I have experimented with prompts, and in fact the case in point was one of those experiments. The highly non-deterministic and time-variable nature of LLM AIs makes any kind of prompt engineering at best a black art.
If you'd at least offer a starting point there'd be some basis to assessing the positive information we're discussing here, rather than do multiple rounds on why victim-blaming is generally unhelpful. And if those starting points are as easy to surface as you're suggesting, that would be a low ask on you.
In its barest implementation it's an automatically assembled program that spits out text. It's a highly intuitive free association engine.
The reasoning models kind of self prompt themselves into doing more than that, but that's the short version, and you don't seem interested in the long version.
So just give it what it needs to generate the text you need it to generate in one go. Not multiple messages like you're writing to a particularly annoying friend who keeps talking over you: it can't talk. It'll just keep trying to respond to the request with more free association.
So if you're chatting with it you're just polluting the context with noise. This can be good - say if you're trying to get it to hallucinate or jailbreak it out of its shell, but it's a very advanced use case.

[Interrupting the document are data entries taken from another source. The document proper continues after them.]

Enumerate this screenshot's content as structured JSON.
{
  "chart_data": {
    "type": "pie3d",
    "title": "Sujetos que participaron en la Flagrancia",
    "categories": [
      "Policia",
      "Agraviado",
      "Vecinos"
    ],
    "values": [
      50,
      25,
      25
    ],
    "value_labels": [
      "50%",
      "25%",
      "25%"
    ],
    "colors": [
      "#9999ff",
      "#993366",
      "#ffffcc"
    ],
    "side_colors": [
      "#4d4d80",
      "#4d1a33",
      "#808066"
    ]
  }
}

If you just want results you make one prompt per conversation that makes it free associate the answer you need from it. A basic prompt that will work is "Write a play about a blue dog that had an encounter with an evil hydrant" or "write an ansible playbook that creates a read only file with the content 'i can't prompt' in the configuration directory of servers with names that match the string Mary"
And yes you can then tell it "no, I meant just on servers that start with Mary, it shouldn't match Rosemary" and it'll still be kind of ok and respond with corrected code. But it'll usually be less good than it it had done it from the beginning, because now it's also getting context from the previous code and if the change is fundamental enough it won't do a good job of restarting the thinking process in a sane way.
I've had enough LLM experience that much of this is obvious to me / what I've worked out.
Some questions are more complex than a simple ask/response, and that's where I've encountered issues.
Canonical example is coming up with suggestions given highly specific tastes and a large set of works already experienced (positively and/or negatively). LLM jumping the gun with irrelevant suggestions in that case is just plain annoying.
Karpathy has a new intro series that I think puts one into the correct mindset.
As others have said, it's not AGI yet, so holding it right is, in fact, critical.